Orfeo Tagiuri, Angel Falling Through the Night, 2021. Wood engraving, 121 x 10 x 81cm. Photo by Alice Lubbock, courtesy of the Sapling Gallery, London.

SG: That really works with trees as well because they envelop and breathe in their own environment. In your studio there are quite a lot of excerpts of text and writing. Can you just tell me a little bit about them or like why you put certain bits up and they kind of passages that they fits that inspire you or they are they your own musings?

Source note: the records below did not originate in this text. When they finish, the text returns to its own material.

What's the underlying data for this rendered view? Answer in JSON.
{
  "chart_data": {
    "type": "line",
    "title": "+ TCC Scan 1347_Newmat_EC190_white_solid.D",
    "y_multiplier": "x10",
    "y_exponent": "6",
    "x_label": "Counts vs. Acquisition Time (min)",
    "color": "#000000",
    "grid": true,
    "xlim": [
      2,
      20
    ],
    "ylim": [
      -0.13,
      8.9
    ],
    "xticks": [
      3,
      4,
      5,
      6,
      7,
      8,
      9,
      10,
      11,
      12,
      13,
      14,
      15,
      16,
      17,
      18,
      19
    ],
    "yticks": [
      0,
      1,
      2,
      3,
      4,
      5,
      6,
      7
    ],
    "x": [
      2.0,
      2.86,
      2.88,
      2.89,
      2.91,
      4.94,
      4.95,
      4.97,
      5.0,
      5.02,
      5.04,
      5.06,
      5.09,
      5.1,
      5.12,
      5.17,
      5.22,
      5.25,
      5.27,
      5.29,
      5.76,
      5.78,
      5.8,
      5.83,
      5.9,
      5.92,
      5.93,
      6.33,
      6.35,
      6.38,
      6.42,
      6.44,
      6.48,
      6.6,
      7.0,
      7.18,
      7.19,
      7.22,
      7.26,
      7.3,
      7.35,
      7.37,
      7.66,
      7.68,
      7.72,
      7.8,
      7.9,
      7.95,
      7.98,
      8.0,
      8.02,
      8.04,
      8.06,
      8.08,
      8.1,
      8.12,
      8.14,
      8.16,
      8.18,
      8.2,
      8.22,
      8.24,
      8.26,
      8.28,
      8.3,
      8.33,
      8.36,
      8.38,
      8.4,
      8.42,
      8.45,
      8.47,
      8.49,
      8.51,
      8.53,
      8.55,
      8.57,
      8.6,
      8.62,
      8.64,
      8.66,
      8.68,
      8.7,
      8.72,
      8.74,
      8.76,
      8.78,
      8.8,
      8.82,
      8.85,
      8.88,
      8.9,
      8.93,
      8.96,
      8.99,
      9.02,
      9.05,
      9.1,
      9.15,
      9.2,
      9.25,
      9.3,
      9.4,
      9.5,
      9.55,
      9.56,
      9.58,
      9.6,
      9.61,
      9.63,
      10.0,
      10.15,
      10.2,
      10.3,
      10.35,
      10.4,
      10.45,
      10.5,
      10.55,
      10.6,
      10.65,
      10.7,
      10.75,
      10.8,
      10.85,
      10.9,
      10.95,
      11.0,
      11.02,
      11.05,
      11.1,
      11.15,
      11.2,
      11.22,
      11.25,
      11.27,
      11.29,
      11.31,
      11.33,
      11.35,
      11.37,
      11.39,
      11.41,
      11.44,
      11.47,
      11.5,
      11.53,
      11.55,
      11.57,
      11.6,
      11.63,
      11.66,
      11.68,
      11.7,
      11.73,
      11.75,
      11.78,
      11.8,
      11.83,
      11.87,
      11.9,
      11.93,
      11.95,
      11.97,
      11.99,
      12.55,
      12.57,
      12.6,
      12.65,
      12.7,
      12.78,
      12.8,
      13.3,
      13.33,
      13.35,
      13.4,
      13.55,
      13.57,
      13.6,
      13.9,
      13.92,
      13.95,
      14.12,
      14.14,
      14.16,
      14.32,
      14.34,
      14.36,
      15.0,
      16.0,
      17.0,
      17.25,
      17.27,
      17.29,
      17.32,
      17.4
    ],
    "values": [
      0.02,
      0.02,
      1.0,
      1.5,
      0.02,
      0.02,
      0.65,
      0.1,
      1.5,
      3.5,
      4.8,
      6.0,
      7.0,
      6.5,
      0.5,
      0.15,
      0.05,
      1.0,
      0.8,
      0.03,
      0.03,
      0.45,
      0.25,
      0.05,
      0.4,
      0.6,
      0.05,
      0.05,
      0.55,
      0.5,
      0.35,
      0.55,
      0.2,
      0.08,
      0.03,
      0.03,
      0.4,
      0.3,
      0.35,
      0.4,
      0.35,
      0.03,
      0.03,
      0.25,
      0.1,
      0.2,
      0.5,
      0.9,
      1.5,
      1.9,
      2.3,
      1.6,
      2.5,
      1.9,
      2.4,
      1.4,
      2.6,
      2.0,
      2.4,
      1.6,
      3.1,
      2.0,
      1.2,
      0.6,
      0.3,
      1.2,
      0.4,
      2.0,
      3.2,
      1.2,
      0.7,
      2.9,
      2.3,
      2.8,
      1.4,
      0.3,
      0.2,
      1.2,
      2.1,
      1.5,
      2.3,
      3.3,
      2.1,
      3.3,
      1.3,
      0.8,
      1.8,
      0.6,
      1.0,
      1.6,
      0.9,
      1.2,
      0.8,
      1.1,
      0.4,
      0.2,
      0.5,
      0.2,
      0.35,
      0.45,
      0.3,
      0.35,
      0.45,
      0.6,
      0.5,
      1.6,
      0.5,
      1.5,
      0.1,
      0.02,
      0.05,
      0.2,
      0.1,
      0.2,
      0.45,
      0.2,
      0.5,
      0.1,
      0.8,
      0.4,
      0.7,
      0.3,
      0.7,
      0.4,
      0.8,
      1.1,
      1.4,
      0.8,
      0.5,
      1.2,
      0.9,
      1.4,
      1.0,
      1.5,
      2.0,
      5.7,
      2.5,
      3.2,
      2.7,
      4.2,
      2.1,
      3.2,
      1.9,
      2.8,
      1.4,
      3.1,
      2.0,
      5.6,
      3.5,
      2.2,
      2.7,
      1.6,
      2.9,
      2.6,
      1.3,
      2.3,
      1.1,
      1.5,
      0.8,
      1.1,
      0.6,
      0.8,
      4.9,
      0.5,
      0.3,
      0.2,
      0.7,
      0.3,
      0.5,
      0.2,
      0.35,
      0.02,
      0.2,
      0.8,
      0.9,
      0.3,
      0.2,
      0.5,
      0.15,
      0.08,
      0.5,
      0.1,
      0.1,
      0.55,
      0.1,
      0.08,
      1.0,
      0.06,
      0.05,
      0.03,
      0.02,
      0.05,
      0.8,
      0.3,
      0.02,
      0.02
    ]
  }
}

OT: I really like the idea of a flow state. When I’m drawing, illustrating or making visual work, if I’m lucky, I’m in a kind of flow state where I’m not considering too much what I’m doing. This lets interesting things arise and when I consider too much, there’s usually a moment where I think, “oh fuck, I’m considering too much”. Part of that flow state is about being aware of moments where I can’t illustrate anymore so I switch to doing music or I can switch to writing. But, to be able to maintain a practice that can last for more than an hour every day, during which time I’m switched on and actually in a good state to be drawing, I believe it’s important to be able to have others outlets to continue to attain a productive range, hence the writing on the wall

I’m very much a thinking over feeling type person, so a huge part of my thinking and the way I arrive at new ideas is through writing and like putting things down in words. I need writing to be able to build concrete stepping stones to move within my thoughts. If anything, the visual work is an abstraction/ dream image of this writing. If you can imagine that I’m divided into these two states; one of them is producing these dream images, the other one is then invited to analyze them. That is a big part of my process. On this piece here, I have written the “gravitational pull of me on all the little ideas, but maybe the me is a black hole and I’m moving all the little ideas’, which I think really speaks to this process of me being both the thing around which the ideas are kind of random they circulating.

SG: Amazing, it almost would seem like it returns to this dialectic that’s working together to form this person. Thank you for taking the time to talk with us, it has been really interesting to hear about your practice.

Orfeo is currently showing his short film, The Way Home, at the Museum of Contemporary Art Rome, along with creating some illustrations for L’Uomo Vogue magazine.